Title I of the ECPA protects wire, oral, and electronic communications while in transit. It sets down requirements for search warrants that are more stringent than in other settings. Title II of the ECPA, the Stored Communications Act (SCA) protects communication held in electronic storage, most notably messages stored on computers. Its protections are weaker than those of Title I, however, and do not impose heightened standards for warrants. Title III prohibits the use of pen register and/or trap and trace devices to record dialing, routing, addressing, and signalling information used in the process of transmitting wire or electronic communications without a search warrant.
Several court cases have raised the question of whether e-mail messages are protected under the stricter provisions of Title I while they were in transient storage en route to their final destination. In United States v. Councilman, a U.S. district court and a three-judge appeals panel ruled they were not, but in 2005, the full United States Court of Appeals for the First Circuit reversed this opinion. Privacy advocates were relieved; they had argued in Amicus curiae briefs that if the ECPA did not protect e-mail in temporary storage, its added protections were meaningless as virtually all electronic mail is stored temporarily in transit at least once and that Congress would have known this in 1986 when the law was passed.

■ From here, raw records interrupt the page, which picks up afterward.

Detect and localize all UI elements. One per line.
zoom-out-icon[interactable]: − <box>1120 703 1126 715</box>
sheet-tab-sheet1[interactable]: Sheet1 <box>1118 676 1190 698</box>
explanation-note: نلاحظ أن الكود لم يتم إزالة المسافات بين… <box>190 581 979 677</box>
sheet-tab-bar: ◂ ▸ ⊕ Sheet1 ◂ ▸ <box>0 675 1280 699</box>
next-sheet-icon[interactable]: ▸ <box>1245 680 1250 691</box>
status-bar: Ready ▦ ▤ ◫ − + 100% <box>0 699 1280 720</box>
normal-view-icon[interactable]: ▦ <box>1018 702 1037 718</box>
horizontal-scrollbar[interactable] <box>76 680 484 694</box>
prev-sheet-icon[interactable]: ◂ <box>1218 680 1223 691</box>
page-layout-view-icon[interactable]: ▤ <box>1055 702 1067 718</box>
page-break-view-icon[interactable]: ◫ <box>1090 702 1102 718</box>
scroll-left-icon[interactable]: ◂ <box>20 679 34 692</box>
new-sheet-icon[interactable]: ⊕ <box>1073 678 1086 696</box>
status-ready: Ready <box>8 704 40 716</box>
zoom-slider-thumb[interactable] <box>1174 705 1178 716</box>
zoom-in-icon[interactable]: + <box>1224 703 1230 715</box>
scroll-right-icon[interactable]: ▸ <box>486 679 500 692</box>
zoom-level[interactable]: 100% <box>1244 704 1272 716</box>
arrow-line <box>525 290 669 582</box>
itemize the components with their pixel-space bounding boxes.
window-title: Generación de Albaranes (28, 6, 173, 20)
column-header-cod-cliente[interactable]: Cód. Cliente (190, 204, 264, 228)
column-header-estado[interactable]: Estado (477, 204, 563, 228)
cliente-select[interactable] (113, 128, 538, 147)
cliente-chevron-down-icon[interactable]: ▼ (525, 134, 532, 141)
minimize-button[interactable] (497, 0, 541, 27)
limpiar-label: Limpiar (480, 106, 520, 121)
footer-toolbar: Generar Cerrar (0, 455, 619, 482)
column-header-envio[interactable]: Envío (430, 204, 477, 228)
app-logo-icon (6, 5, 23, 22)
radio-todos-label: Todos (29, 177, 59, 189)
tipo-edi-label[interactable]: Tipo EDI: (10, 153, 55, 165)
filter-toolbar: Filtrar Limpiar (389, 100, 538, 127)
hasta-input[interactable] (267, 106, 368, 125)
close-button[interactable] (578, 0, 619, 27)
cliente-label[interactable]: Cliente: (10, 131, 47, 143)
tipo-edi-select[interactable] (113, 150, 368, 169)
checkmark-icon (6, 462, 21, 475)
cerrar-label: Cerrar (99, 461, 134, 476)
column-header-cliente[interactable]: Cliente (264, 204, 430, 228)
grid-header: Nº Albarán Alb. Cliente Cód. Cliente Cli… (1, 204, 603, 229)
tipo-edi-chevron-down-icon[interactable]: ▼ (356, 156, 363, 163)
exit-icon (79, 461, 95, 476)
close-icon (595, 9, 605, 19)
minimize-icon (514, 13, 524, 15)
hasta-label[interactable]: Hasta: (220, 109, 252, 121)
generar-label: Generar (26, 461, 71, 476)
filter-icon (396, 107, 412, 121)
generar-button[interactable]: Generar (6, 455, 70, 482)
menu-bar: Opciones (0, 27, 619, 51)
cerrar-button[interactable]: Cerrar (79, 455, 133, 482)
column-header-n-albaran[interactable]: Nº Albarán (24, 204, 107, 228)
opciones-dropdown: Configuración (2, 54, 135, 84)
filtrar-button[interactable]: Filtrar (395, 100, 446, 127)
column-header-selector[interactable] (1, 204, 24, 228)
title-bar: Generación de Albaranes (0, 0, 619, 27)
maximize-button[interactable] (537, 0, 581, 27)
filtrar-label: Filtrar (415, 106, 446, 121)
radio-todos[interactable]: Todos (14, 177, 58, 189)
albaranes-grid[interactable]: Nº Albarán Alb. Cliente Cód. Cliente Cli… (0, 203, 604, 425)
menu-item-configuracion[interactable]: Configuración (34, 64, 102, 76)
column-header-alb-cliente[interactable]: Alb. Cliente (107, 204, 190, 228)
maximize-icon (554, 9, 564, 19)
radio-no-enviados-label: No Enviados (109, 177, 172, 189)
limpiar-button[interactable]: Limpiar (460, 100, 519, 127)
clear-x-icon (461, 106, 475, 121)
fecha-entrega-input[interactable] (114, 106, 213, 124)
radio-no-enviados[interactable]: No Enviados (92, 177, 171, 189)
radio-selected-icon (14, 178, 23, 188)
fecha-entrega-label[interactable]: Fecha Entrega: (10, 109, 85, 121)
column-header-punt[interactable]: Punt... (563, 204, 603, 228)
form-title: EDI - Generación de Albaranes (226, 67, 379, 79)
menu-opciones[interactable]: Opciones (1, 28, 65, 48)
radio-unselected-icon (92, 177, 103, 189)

From a rights perspective, the ECPA protects individuals' communications against government surveillance conducted without a court order, from third parties without legitimate authorization to access the messages, and from the carriers of the messages, such as Internet service providers. However it appears to provide little privacy protection to employees with respect to their communications as conducted on the equipment owned by their employer.